Bolsonaro es, además, un político contradictorio, lo que se hará particularmente evidente en su agenda económica. Es cierto que su equipo económico es neoliberal, pero en el pasado se ha mostrado contrario a la reforma de las pensiones (que podría afectar negativamente al Ejército, uno de sus principales aliados) y ha promovido una agenda nacionalista.
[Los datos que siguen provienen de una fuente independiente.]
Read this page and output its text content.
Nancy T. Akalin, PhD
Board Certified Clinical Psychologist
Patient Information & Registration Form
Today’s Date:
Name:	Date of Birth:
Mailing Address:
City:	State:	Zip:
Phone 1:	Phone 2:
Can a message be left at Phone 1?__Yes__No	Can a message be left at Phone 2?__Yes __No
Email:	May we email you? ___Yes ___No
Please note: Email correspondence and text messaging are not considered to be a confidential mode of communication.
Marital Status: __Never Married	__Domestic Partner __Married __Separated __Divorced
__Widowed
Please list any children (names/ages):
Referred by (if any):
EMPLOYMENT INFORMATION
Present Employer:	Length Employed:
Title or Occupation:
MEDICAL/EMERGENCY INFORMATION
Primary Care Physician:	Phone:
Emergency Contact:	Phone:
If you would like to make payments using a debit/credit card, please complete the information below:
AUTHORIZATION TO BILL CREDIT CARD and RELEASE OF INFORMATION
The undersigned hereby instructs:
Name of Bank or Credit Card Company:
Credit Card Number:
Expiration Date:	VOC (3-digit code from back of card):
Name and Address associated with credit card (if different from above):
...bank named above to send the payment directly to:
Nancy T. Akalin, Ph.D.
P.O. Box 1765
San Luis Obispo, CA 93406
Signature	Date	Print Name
Así pues, es probable que las privatizaciones no sean ni tan radicales ni tan favorables a la inversión extranjera como le gustaría al futuro ministro Guedes.

Que las reformas radicales sean poco probables no quiere decir, ni mucho menos, que Bolsonaro no sea un enorme peligro para la democracia, la igualdad y los derechos humanos en Brasil. Su Presidencia constituye un cambio simbólico de consecuencias imprevisibles: fortalecerá a los segmentos más conservadores de la sociedad brasileña, desde las iglesias evangelistas (que en los últimos meses le han apoyado de forma entusiasta) hasta la élite rural tradicional. Avances recientes en el papel de la mujer, en la libertad sexual y en la equidad racial y de ingresos serán duramente cuestionados.  A nivel regional (¿y mundial?), Bolsonaro se une a una serie de líderes (desde Trump hasta Maduro) que cuestionan a diario el futuro de la democracia liberal que, pese a sus imperfecciones, tan importante ha sido para el avance de la igualdad política y social.